September 11, 2017
Using sweet rich Soufa bread to create one giant sweet roll in the the shape of a turban. Shared by Taunya Otten of Barex Dairy, Gunnison Utah, the recipe was her Great Grandma Gilgen’s Soufa (Züpfe) bread. The rich ingredients make it perfect for sweet rolls. Recipe makes 2 cast iron pan giant cinnamon turbans, or two loaves of bread (or 24 dinner rolls).
Watch Becky make the roll on Studio 5
Scald milk (heat until bubbles form around edge of pan, but it does boil); pour hot milk in large mixing bowl, add ½-cup butter, stir to melt. Stir in ½-cup sugar and cool to lukewarm (temperature of a baby’s bottle). Add warm water and yeast; beat in eggs and salt, mix well. Beat in about 5-6 cups flour and the optional dough enhancer; gradually knead in enough more flour to make a soft dough, but firm enough to handle and the texture is smooth and elastic. Place dough in a clean greased bowl, cover with a clean dish towel and allow to rise until double in bulk.
Remove dough from bowl, place on a floured surface and knead to remove air bubbles. Divide dough in half; roll each piece of dough into 10x20 inch rectangle. Spread each rectangle with 2-tablespoons softened butter. Mix together ¼-cup sugar and the cinnamon, sprinkle half over each buttered rectangle dough.
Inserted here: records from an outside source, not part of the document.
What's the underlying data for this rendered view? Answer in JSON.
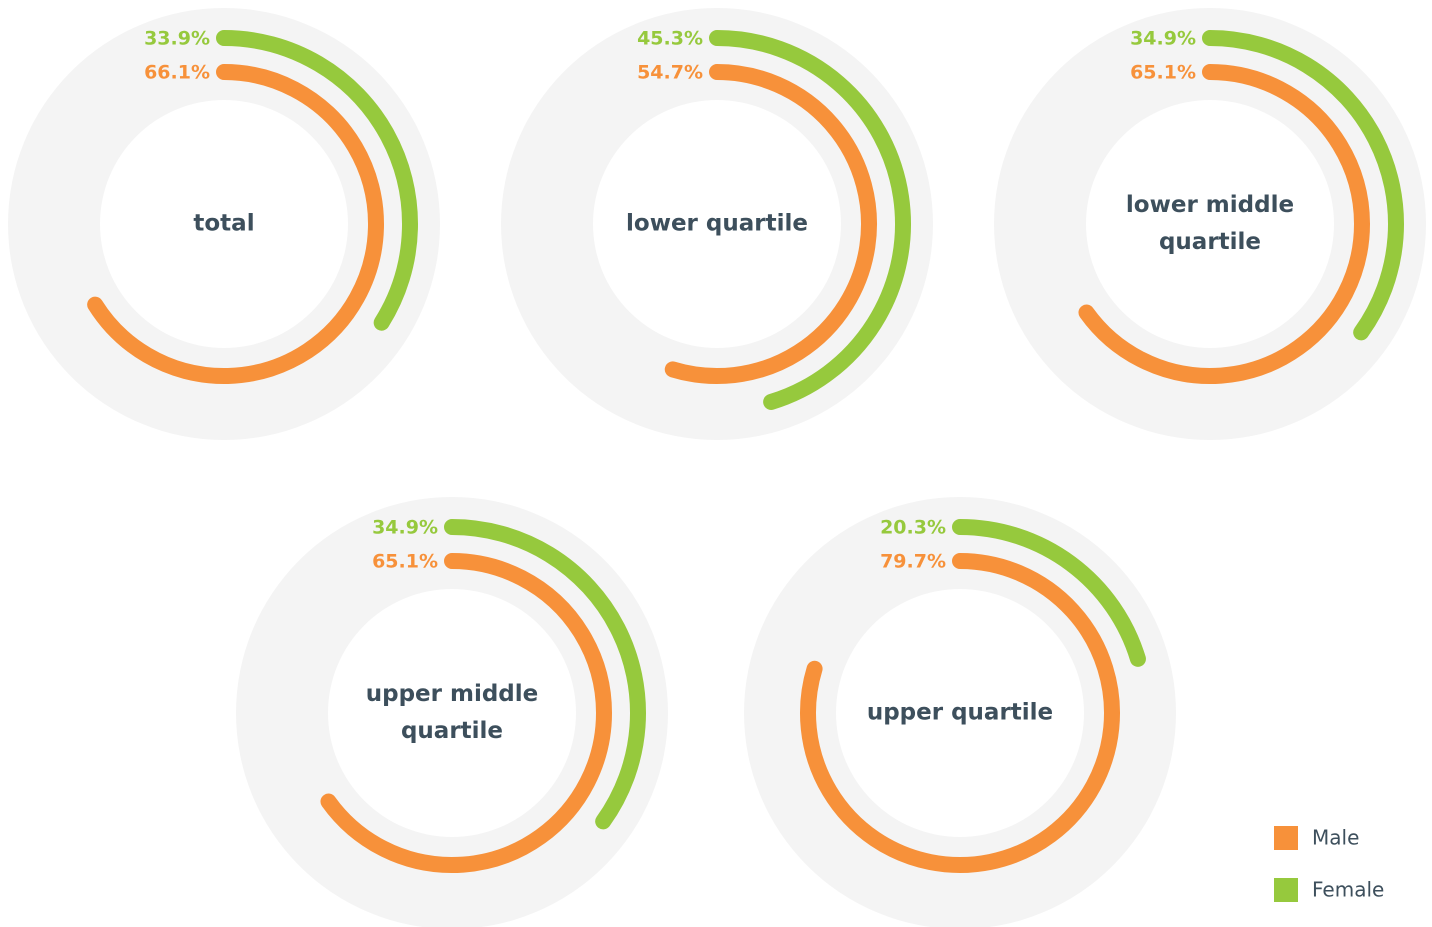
{
  "chart_data": {
    "type": "radial_bar",
    "categories": [
      "total",
      "lower quartile",
      "lower middle quartile",
      "upper middle quartile",
      "upper quartile"
    ],
    "ylim": [
      0,
      100
    ],
    "series": [
      {
        "name": "Male",
        "color": "#f7913a",
        "values": [
          66.1,
          54.7,
          65.1,
          65.1,
          79.7
        ],
        "value_labels": [
          "66.1%",
          "54.7%",
          "65.1%",
          "65.1%",
          "79.7%"
        ]
      },
      {
        "name": "Female",
        "color": "#96c93d",
        "values": [
          33.9,
          45.3,
          34.9,
          34.9,
          20.3
        ],
        "value_labels": [
          "33.9%",
          "45.3%",
          "34.9%",
          "34.9%",
          "20.3%"
        ]
      }
    ]
  }
}
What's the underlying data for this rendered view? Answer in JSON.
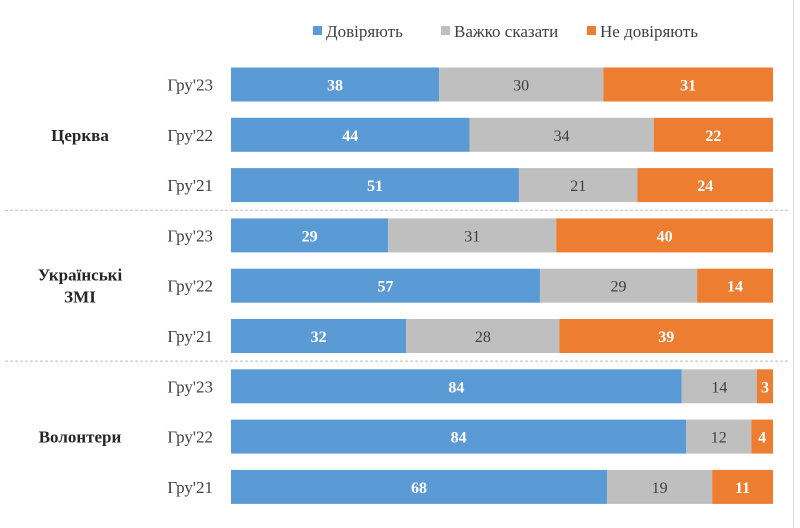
{
  "chart_data": {
    "type": "bar",
    "orientation": "horizontal",
    "stacked": "percent",
    "legend_position": "top",
    "grid": false,
    "series": [
      {
        "name": "Довіряють",
        "color": "#5B9BD5"
      },
      {
        "name": "Важко сказати",
        "color": "#BFBFBF"
      },
      {
        "name": "Не  довіряють",
        "color": "#ED7D31"
      }
    ],
    "groups": [
      {
        "name": "Церква",
        "rows": [
          {
            "label": "Гру'23",
            "values": [
              38,
              30,
              31
            ]
          },
          {
            "label": "Гру'22",
            "values": [
              44,
              34,
              22
            ]
          },
          {
            "label": "Гру'21",
            "values": [
              51,
              21,
              24
            ]
          }
        ]
      },
      {
        "name": "Українські ЗМІ",
        "name_lines": [
          "Українські",
          "ЗМІ"
        ],
        "rows": [
          {
            "label": "Гру'23",
            "values": [
              29,
              31,
              40
            ]
          },
          {
            "label": "Гру'22",
            "values": [
              57,
              29,
              14
            ]
          },
          {
            "label": "Гру'21",
            "values": [
              32,
              28,
              39
            ]
          }
        ]
      },
      {
        "name": "Волонтери",
        "rows": [
          {
            "label": "Гру'23",
            "values": [
              84,
              14,
              3
            ]
          },
          {
            "label": "Гру'22",
            "values": [
              84,
              12,
              4
            ]
          },
          {
            "label": "Гру'21",
            "values": [
              68,
              19,
              11
            ]
          }
        ]
      }
    ]
  }
}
Sprinkle dough with raisins or cinnamon chips (or both).
Using a pizza cutter, cut each rectangle lengthwise into 4 equal strips. Loosely roll first strip, place roll on second strip and continue to roll; repeat with 3rd and 4th strips making one giant cinnamon roll. Place giant cinnamon roll in prepared pan. Cover roll loosely with a towel or plastic wrap and allow to rest for 30 minutes while oven is preheating. Bake about 35 minutes or until golden brown and cooked through. Remove from oven, place on cooling rack and brush top with melted butter if desired.
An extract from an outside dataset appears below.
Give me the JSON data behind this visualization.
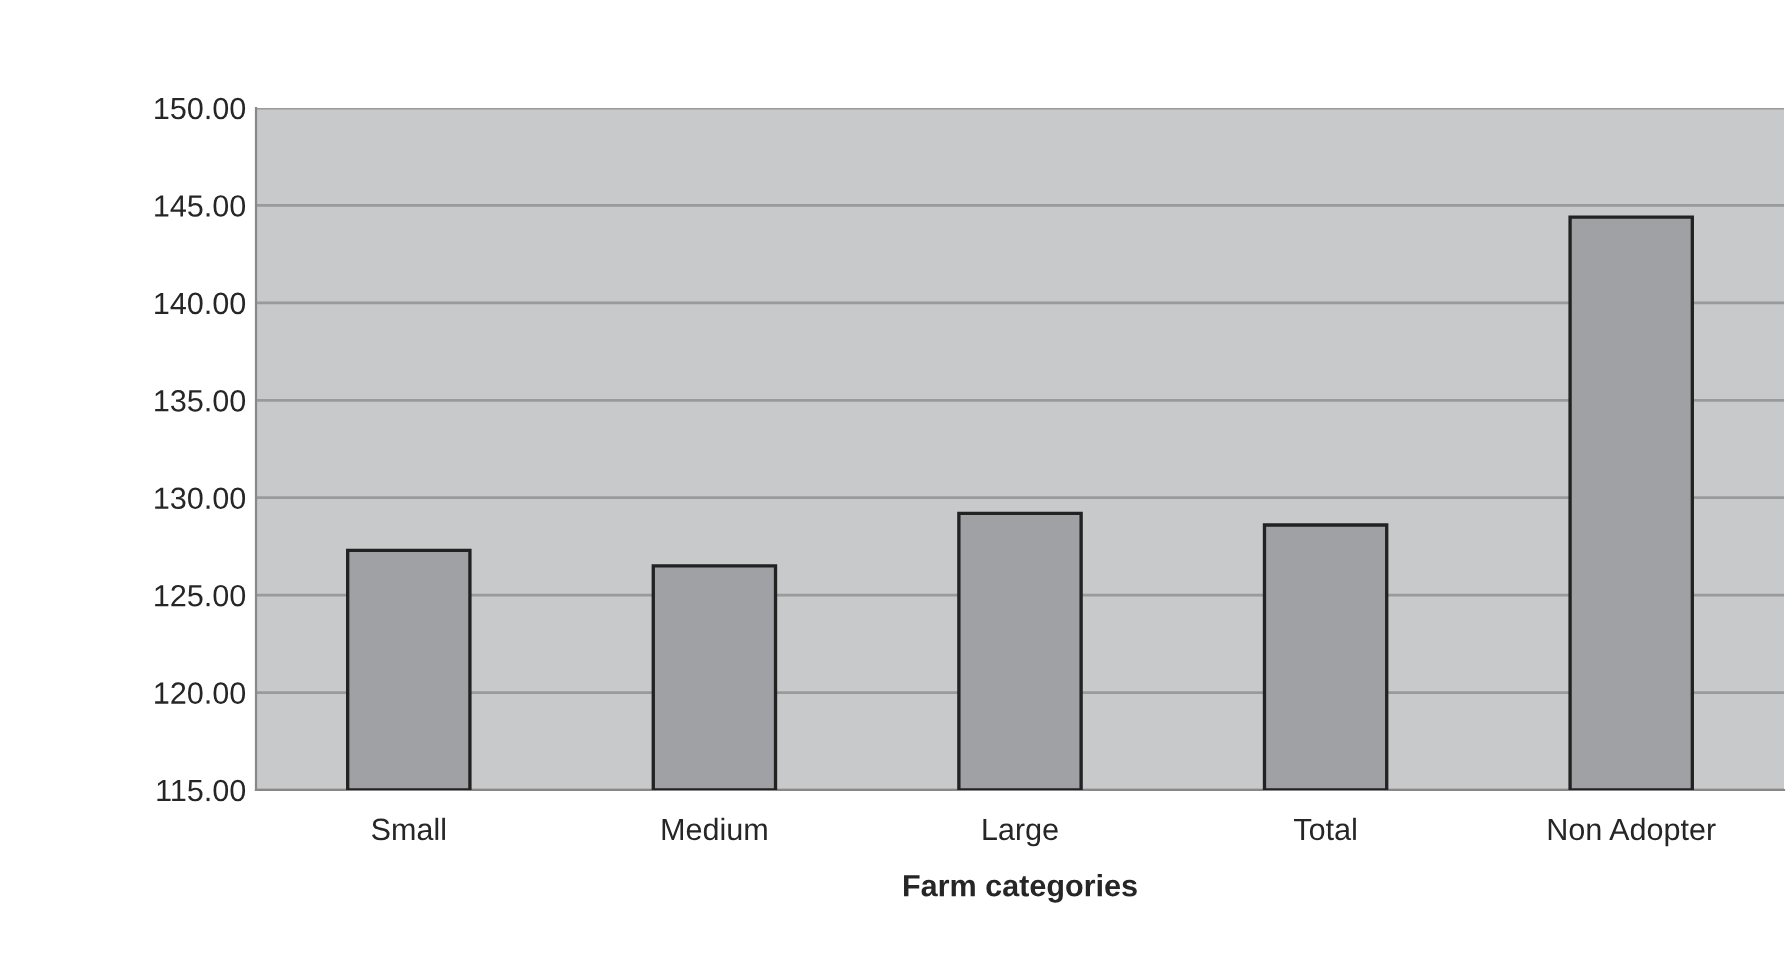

Glaze: Stir together ¼-cup softened butter, powdered sugar, vanilla, dash of salt and about 4-tablespoons milk. Beat until smooth; add additional milk to create desired spreadable consistency. Spread on slightly warm, cinnamon bun (too hot and the frosting will melt and spread to far). Enjoy with a tall cold glass of milk.
Note: the addition of cinnamon chips and dough enhancer are Taunya’s modern additions to Grandma Gilgen's recipe for flavor and to increase the shelf life of the bread.
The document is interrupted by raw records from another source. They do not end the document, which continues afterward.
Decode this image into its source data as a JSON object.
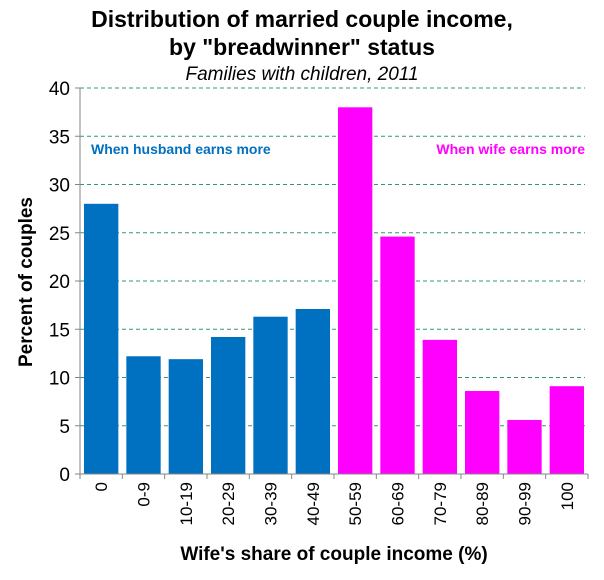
{
  "chart_data": {
    "type": "bar",
    "title": "Distribution of married couple income, by \"breadwinner\" status",
    "title_lines": [
      "Distribution of married couple income,",
      "by \"breadwinner\" status"
    ],
    "subtitle": "Families with children, 2011",
    "xlabel": "Wife's share of couple income (%)",
    "ylabel": "Percent of couples",
    "ylim": [
      0,
      40
    ],
    "yticks": [
      0,
      5,
      10,
      15,
      20,
      25,
      30,
      35,
      40
    ],
    "grid": true,
    "categories": [
      "0",
      "0-9",
      "10-19",
      "20-29",
      "30-39",
      "40-49",
      "50-59",
      "60-69",
      "70-79",
      "80-89",
      "90-99",
      "100"
    ],
    "values": [
      28.0,
      12.2,
      11.9,
      14.2,
      16.3,
      17.1,
      38.0,
      24.6,
      13.9,
      8.6,
      5.6,
      9.1
    ],
    "bar_groups": [
      "husband",
      "husband",
      "husband",
      "husband",
      "husband",
      "husband",
      "wife",
      "wife",
      "wife",
      "wife",
      "wife",
      "wife"
    ],
    "annotations": [
      {
        "text": "When husband earns more",
        "group": "husband"
      },
      {
        "text": "When wife earns more",
        "group": "wife"
      }
    ],
    "colors": {
      "husband": "#0070C0",
      "wife": "#FF00FF",
      "grid": "#339966",
      "axis": "#868686"
    }
  }
}
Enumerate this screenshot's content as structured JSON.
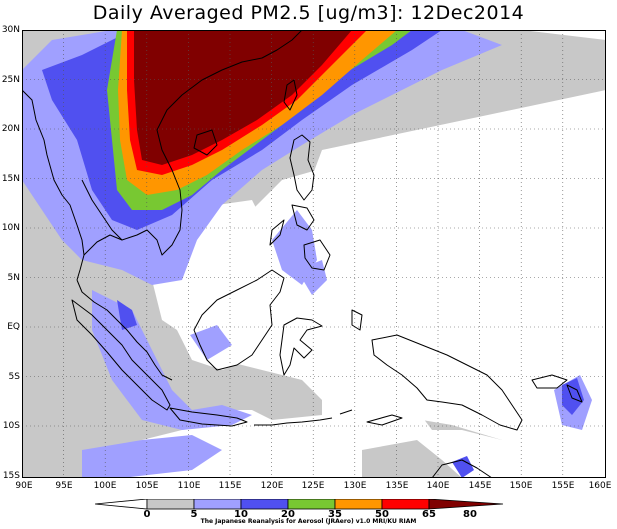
{
  "title": "Daily Averaged PM2.5 [ug/m3]: 12Dec2014",
  "y_axis_labels": [
    "30N",
    "25N",
    "20N",
    "15N",
    "10N",
    "5N",
    "EQ",
    "5S",
    "10S",
    "15S"
  ],
  "x_axis_labels": [
    "90E",
    "95E",
    "100E",
    "105E",
    "110E",
    "115E",
    "120E",
    "125E",
    "130E",
    "135E",
    "140E",
    "145E",
    "150E",
    "155E",
    "160E"
  ],
  "colorbar": {
    "levels": [
      "0",
      "5",
      "10",
      "20",
      "35",
      "50",
      "65",
      "80"
    ],
    "colors": [
      "#ffffff",
      "#c8c8c8",
      "#a0a0ff",
      "#5050f0",
      "#78c832",
      "#ff9600",
      "#ff0000",
      "#800000"
    ]
  },
  "credit": "The Japanese Reanalysis for Aerosol (JRAero) v1.0 MRI/KU RIAM",
  "map": {
    "lon_range": [
      90,
      160
    ],
    "lat_range": [
      -15,
      30
    ],
    "grid": "dotted",
    "projection": "lat-lon"
  }
}
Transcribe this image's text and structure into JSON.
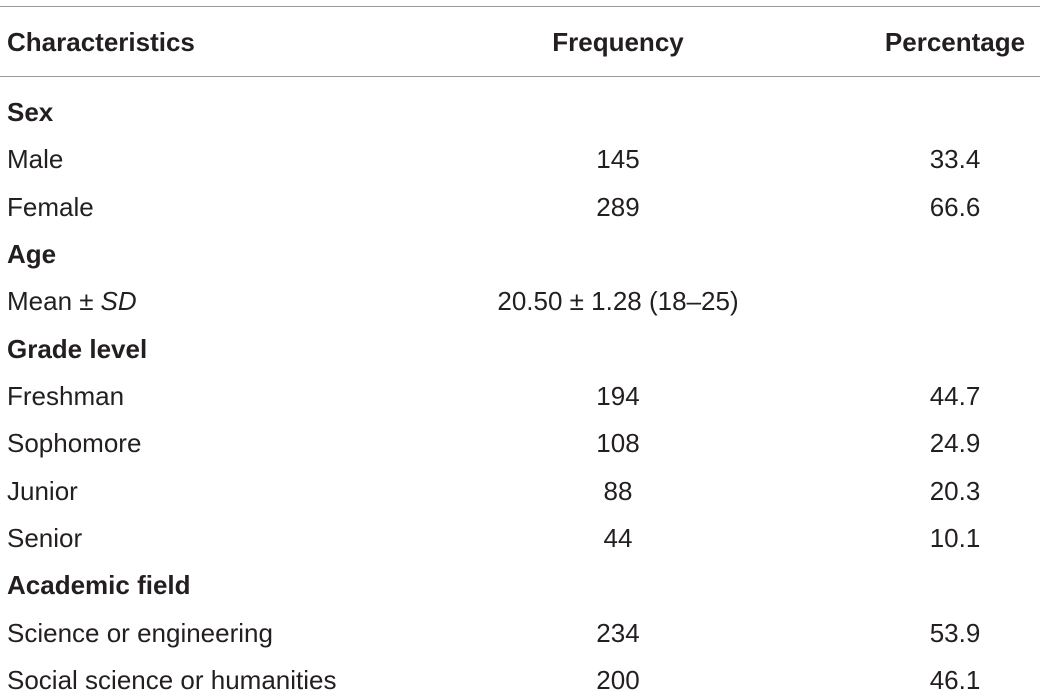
{
  "table": {
    "header": [
      "Characteristics",
      "Frequency",
      "Percentage"
    ],
    "sections": [
      {
        "title": "Sex",
        "rows": [
          {
            "label": "Male",
            "frequency": 145,
            "percentage": 33.4
          },
          {
            "label": "Female",
            "frequency": 289,
            "percentage": 66.6
          }
        ]
      },
      {
        "title": "Age",
        "rows": [
          {
            "label": "Mean ±",
            "label_italic": "SD",
            "frequency": "20.50 ± 1.28 (18–25)"
          }
        ]
      },
      {
        "title": "Grade level",
        "rows": [
          {
            "label": "Freshman",
            "frequency": 194,
            "percentage": 44.7
          },
          {
            "label": "Sophomore",
            "frequency": 108,
            "percentage": 24.9
          },
          {
            "label": "Junior",
            "frequency": 88,
            "percentage": 20.3
          },
          {
            "label": "Senior",
            "frequency": 44,
            "percentage": 10.1
          }
        ]
      },
      {
        "title": "Academic field",
        "rows": [
          {
            "label": "Science or engineering",
            "frequency": 234,
            "percentage": 53.9
          },
          {
            "label": "Social science or humanities",
            "frequency": 200,
            "percentage": 46.1
          }
        ]
      }
    ]
  }
}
Taunya Otten, Barex Dairy Farm in Gunnison Utah shared this recipe. She loved the memories of her great grandma Gilgen’s kitchen and the smell of baking bread wafting through the house.
Braided Swiss Bread
Soufa (Züpfe) Bread is traditionally a braided Swiss bread. To braid the bread, follow directions above through kneading and dividing the dough in half. Divide each half into 3 equal pieces; roll each piece into a rope about 12 inches long. Lay the 3 ropes side by side; start in the middle and braid the ropes together, turn and braid opposite end. Tuck ends under and place braid in standard loaf pan. Follow directions above for resting and baking.
Alternate “Twisted” Cinnamon Ring
Fun way to create a beautiful cinnamon roll twist. Follow directions above through the dividing of the dough and rolling into two rectangles. Spread with butter, sprinkle with cinnamon and sugar. Roll each rectangle into a roll, as if for individual cinnamon rolls. Using a sharp knife, but the roll in half lengthwise. Lay each half with cut side up. Twist together each half as if making a two strand braid. Place the twist into prepared pan creating a ring. Follow directions above for resting and baking.
What is ‘dough enhancer?’
That question usually means what is “commercial dough enhancer.” Dough is basically flour, water and leavening (yeast). The addition of any other ingredients to improve the texture, taste, shelf life, or crumb is an enhancer. So, for example: milk makes a more tender crumb and a finer texture - it is a dough enhancer; sugar helps the bread to brown and feeds the yeast producing a higher volume loaf - it is a dough enhancer; butter improves the tenderness and flavor - it is a dough enhancer; salt improves the taste and keeps the yeast in check - it is a dough enhancer.
Commercial dough enhancers improve the quality and shelf life of the bread. They may include a mixture of whey, lecithin, cornstarch, honey or sugar, ascorbic acid and or citric acid. It is optional in the bread, you may achieve the same results using your bread ingredients. Using dough enhancer is like getting a jump start on a the bread.